Ultraviolet is a service which lets consumers purchase videos and store them online, to be played back later on any device of their choice. According to Bloomberg, “Retailers Best Buy Co. (NYSE:BBY), owner the CinemaNow website, and Wal-Mart Stores Inc. (NYSE:WMT) are also part of the Ultraviolet group. The Ultraviolet effort is backed by retailers, entertainment and technology companies through the Digital Entertainment Content Ecosystem, whose members also include News Corp’s (NASDAQ:NWSA) Fox Entertainment, Comcast Corp.’s (NASDAQ:CMCSA) NBC Universal and Viacom Inc.’s (NYSE:VIA) Paramount Pictures.”
So, why Amazon?
The studios are hoping the struggling UltraViolet platform could get a boost if its content could be made available on the retailer’s Kindle Fire tablet and other devices. Amazon became a member of the Ultraviolet group by purchasing LOVEFiLM, a Netflix-like subscription service in the U.K.

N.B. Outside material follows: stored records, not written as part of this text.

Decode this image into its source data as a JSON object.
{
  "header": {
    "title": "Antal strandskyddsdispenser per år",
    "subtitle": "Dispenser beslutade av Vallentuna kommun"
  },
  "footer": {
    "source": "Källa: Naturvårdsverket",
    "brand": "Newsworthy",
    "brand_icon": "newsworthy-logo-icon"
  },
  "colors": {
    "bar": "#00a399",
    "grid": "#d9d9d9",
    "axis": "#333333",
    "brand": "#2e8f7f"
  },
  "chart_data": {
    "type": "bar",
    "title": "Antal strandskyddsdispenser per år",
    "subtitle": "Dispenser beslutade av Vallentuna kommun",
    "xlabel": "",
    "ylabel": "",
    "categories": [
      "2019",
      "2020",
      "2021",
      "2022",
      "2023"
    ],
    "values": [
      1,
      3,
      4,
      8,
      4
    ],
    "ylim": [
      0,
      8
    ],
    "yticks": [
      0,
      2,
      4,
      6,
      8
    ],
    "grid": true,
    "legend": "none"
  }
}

U.S. DVD revenues have fallen 19% from a high of $20.2 billion in 2006 to $16.3 billion in 2010 — largely due to rentals from Netflix Inc. (NASDAQ:NFLX) and Coinstar’s (NASDAQ:CSTR) Redbox. By including more retailers, there’s a two-fold effect. According to Corey Ferengul, an executive vice president of Rovi Corp., “there’s not a massive amount of money to be made, but it gives studios the ability to quickly change consumers’ behavior about collecting movies again, and for the retailer storing your collection, it builds loyalty.”